New home sales dropped a higher-than-expected 0.6% in March to a seasonally adjusted annual rate of 356,000, compared with 358,000 in February. There was good news though as inventories of unsold homes decreased 5.2% in March to 311,000, representing a near 11-month supply. Inventories must be reduced in order for housing to stabilize because they represent overhang on the market. The median home price fell to $201,400 in March.

The session's other major macro data featured durable goods orders falling a less-than-expected 0.8% in March. Communication equipment orders decreased 8.1%, making up the largest drop in new orders.

COMMODITIES

Oil surged 4% on Friday, riding higher equity prices and inflation fears above $50. The front-month crude contract bubbled up $2.02 to $51.64. Heating oil followed crude up the ladder, rising 3.8% to $1.3687/gallon. Natural gas futures continue to trade inversely with crude, falling 3.6% to $3.286/MMBtu.

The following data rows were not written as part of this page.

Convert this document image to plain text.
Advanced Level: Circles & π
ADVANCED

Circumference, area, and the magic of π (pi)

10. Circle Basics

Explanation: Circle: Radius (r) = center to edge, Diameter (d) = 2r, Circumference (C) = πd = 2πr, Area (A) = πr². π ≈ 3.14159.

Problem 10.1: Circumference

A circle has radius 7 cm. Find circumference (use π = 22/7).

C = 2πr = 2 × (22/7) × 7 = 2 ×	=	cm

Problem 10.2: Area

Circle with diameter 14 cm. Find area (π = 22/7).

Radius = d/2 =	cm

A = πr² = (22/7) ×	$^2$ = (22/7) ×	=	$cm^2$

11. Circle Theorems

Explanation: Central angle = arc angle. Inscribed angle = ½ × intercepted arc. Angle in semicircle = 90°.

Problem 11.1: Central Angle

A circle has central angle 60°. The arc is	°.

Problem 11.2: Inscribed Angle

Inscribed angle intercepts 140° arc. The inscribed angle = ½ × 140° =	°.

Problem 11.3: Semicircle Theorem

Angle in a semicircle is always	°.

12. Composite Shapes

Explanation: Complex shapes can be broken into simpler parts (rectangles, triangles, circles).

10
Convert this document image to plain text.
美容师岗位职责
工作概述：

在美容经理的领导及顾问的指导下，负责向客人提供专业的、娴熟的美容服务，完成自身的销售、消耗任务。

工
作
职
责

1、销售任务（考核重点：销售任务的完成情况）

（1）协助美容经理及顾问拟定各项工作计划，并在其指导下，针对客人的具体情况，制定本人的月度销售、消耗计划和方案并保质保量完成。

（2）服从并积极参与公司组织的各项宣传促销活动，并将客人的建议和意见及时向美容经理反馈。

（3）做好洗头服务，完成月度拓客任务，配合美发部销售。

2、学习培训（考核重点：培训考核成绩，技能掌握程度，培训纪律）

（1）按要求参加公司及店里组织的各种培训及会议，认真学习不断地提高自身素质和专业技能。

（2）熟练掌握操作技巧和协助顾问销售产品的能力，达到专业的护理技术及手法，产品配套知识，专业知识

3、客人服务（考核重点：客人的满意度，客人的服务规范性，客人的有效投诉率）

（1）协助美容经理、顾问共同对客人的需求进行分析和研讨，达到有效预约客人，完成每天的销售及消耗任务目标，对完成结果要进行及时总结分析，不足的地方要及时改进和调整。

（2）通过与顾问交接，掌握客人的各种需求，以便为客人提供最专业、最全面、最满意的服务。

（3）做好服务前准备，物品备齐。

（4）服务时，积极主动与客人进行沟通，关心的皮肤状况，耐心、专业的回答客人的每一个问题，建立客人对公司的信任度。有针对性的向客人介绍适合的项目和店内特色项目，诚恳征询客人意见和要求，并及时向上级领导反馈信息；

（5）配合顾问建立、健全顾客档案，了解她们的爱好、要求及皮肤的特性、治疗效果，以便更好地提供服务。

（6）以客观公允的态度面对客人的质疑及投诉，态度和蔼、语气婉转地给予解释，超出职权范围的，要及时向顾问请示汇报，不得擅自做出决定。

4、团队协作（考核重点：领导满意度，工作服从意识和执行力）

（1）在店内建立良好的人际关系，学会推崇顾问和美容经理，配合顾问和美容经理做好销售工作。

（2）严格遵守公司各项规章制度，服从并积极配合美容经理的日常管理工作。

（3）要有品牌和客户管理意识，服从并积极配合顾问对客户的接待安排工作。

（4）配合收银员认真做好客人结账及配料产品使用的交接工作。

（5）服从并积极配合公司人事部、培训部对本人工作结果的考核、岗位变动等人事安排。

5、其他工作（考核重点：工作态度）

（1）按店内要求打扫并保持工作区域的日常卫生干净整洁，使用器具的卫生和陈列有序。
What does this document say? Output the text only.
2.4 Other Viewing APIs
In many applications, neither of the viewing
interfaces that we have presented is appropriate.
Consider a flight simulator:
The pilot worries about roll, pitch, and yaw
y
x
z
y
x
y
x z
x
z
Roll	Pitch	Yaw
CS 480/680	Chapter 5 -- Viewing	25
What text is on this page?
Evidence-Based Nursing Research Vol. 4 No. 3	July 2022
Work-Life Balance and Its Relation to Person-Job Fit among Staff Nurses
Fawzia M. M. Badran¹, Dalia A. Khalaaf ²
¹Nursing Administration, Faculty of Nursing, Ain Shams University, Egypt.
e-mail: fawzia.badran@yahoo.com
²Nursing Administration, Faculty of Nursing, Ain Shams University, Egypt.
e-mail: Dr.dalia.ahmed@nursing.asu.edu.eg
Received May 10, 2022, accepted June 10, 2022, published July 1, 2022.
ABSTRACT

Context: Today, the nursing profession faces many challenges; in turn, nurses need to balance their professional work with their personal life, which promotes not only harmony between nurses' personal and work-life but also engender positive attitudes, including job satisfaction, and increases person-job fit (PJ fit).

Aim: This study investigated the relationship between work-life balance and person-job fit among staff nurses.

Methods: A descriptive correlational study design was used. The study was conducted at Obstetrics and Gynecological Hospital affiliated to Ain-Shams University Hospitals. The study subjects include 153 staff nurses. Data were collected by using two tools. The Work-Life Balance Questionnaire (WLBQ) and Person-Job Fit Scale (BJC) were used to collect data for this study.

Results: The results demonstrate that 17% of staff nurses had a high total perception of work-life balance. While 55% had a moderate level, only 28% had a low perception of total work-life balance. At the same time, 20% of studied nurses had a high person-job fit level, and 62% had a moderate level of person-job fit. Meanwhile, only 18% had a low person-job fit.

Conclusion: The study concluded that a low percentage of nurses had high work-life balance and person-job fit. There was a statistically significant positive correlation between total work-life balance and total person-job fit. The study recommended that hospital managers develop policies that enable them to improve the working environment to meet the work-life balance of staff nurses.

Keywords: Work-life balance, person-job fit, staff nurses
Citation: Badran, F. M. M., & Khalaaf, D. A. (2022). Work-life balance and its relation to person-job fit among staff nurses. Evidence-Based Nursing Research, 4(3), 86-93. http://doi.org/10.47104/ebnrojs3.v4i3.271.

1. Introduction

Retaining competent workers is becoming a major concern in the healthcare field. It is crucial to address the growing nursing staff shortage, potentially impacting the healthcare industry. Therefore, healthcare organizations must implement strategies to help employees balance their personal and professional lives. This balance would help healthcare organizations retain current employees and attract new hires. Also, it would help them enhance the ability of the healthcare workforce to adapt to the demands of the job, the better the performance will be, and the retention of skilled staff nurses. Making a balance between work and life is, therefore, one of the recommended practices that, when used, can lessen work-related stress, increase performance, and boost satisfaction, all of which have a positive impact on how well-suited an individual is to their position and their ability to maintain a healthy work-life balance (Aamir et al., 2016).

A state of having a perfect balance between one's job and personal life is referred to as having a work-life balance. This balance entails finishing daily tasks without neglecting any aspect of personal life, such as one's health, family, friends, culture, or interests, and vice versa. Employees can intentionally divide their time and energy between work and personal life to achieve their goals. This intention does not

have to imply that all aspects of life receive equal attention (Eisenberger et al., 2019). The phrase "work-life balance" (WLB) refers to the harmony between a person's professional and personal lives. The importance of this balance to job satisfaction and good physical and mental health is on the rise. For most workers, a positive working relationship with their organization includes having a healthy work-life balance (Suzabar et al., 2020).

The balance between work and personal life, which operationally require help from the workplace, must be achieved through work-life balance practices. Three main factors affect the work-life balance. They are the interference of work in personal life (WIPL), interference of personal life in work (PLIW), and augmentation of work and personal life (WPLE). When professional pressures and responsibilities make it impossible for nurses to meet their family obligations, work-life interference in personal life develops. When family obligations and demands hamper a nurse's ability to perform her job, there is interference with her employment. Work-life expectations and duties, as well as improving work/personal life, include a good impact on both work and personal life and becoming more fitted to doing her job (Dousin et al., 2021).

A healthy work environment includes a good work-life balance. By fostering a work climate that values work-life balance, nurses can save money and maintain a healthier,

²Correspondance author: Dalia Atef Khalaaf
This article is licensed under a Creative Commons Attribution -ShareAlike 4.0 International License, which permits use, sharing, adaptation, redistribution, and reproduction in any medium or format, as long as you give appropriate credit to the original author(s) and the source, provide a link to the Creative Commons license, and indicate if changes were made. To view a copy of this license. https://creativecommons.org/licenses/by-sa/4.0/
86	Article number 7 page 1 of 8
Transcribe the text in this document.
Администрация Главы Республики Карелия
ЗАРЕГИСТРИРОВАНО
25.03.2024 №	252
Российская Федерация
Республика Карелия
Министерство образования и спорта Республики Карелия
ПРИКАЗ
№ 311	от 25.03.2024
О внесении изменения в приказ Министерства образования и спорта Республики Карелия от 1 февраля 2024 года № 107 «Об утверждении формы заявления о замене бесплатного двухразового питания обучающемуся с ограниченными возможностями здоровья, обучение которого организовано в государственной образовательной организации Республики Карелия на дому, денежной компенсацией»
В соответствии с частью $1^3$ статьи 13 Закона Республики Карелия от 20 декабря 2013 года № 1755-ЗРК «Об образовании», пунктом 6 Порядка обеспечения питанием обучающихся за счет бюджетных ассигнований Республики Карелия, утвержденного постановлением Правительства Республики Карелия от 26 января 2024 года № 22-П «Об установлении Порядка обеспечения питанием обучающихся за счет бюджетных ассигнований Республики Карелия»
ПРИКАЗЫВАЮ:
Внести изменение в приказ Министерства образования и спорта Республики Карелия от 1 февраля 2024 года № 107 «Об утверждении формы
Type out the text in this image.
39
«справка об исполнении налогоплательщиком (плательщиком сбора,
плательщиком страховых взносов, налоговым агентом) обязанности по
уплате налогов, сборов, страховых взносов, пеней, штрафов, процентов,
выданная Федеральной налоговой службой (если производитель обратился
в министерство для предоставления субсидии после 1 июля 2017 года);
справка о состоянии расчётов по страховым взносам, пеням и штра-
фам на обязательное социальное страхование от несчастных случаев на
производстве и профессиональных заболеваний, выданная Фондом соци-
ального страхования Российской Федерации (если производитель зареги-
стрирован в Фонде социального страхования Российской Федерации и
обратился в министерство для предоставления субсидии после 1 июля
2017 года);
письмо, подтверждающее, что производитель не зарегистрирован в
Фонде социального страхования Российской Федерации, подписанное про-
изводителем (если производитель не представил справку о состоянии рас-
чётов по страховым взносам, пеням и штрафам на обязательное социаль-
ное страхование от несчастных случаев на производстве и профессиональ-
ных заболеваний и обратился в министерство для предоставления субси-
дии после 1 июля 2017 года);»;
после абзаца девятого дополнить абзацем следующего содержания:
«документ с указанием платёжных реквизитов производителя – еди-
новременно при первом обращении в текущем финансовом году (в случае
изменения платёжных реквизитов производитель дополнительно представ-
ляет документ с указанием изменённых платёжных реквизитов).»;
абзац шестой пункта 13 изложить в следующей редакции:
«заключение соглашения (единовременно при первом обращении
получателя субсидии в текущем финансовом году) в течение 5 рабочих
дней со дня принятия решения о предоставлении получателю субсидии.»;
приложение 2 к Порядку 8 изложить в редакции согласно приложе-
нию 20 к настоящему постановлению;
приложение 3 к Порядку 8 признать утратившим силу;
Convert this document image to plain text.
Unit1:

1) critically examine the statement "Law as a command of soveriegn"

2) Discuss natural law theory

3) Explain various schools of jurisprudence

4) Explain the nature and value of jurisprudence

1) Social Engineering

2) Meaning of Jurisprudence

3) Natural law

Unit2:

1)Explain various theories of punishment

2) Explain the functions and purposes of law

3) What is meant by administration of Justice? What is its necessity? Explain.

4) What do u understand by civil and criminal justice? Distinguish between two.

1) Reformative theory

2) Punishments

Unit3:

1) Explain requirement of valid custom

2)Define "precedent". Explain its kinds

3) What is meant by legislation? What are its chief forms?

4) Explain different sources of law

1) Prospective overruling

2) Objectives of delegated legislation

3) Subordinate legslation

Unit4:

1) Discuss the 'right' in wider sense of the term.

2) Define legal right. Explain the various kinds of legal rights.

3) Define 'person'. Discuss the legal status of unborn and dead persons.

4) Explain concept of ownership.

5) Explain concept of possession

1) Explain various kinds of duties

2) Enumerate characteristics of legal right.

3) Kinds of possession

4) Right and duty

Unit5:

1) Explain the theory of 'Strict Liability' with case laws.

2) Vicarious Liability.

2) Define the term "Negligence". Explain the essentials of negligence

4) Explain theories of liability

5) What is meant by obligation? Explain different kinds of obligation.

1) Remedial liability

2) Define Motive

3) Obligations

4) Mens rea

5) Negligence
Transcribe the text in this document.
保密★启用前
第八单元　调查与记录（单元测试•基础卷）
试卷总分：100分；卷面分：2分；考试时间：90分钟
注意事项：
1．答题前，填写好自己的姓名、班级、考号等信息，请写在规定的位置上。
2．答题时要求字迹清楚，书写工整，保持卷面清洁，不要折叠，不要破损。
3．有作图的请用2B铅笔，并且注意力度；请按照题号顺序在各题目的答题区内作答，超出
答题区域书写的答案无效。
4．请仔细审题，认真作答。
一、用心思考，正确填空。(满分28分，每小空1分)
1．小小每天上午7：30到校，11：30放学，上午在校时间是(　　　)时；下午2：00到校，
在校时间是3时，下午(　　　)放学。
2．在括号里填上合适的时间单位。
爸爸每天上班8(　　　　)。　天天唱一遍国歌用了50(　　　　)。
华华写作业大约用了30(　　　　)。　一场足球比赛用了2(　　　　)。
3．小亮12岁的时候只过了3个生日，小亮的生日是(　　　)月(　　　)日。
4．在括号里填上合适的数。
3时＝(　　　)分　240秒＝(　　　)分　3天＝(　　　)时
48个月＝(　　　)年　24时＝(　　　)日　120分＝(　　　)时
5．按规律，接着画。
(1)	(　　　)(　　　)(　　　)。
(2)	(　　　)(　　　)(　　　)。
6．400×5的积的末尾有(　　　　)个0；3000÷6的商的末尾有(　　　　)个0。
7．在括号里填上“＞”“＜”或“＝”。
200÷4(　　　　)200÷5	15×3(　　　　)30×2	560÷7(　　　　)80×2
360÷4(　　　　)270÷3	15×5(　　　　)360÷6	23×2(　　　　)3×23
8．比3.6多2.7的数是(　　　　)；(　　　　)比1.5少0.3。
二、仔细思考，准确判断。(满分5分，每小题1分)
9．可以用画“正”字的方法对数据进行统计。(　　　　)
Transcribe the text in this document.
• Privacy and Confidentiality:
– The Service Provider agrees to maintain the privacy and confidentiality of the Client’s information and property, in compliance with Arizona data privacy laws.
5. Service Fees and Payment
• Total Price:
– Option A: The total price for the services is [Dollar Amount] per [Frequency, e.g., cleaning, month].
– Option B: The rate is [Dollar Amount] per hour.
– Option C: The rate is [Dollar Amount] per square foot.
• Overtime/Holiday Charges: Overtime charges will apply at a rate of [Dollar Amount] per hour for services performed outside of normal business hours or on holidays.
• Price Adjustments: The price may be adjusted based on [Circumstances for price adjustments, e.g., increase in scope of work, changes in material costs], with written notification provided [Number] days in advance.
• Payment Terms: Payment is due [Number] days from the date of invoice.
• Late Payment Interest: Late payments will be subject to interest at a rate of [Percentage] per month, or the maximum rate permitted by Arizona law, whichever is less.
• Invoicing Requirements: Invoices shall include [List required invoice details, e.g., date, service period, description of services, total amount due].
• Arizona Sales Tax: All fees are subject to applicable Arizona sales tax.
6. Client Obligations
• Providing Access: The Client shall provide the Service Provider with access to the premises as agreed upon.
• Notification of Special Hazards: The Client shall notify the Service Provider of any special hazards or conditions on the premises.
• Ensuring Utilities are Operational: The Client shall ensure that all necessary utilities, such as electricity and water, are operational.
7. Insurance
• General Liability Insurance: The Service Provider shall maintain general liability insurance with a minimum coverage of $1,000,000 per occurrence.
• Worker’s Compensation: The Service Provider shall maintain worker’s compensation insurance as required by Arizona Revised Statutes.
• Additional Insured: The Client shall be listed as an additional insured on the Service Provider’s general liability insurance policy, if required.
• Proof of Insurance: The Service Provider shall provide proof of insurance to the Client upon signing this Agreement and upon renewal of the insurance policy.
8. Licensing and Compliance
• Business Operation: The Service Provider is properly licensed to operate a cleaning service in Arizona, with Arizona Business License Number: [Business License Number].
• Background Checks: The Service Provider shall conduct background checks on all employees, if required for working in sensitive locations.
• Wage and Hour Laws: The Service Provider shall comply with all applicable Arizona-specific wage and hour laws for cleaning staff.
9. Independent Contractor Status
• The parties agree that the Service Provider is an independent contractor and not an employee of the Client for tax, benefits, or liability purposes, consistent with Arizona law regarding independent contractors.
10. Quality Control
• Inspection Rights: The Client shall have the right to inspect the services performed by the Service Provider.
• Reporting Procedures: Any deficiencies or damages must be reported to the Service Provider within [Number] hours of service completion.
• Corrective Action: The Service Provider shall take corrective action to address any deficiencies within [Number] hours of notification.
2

Gold futures hit a 3-week high in New York thanks to signs of increased purchases of metal reserves by China. Gold could retest $930 resistance after gaining 0.8% to settle just below $914/troy oz. Gold's precious metal cohort, silver, rose 0.9% to $12.90/troy oz.

BOND/CREDIT MARKETS

Investors fled from safety on increased appetite for risk, raising yields dramatically at the long-end of the curve. The benchmark 10-year yield approached the significant 3% mark while the 30-year bond climbed to 3.873%. The 15 and 30-year fixed mortgage rate are 4.72% and 5.1%, respectively.

LOOKING AHEAD

Next week features more earnings from the likes of Verizon (VZ), Valero (VLO), BP (BP), Bristol-Myers (BMY), Coca-Cola (KO), Pfizer (PFE), U.S. Steel (X), Aetna (AET), Starbucks (SBUX),Time Warner (TWX), Exxon (XOM), Dow Chemical (DOW), and Mastercard (MA). The FOMC meeting, advance GDP, jobless claims, and motor vehicle sales are on the macroeconomic docket.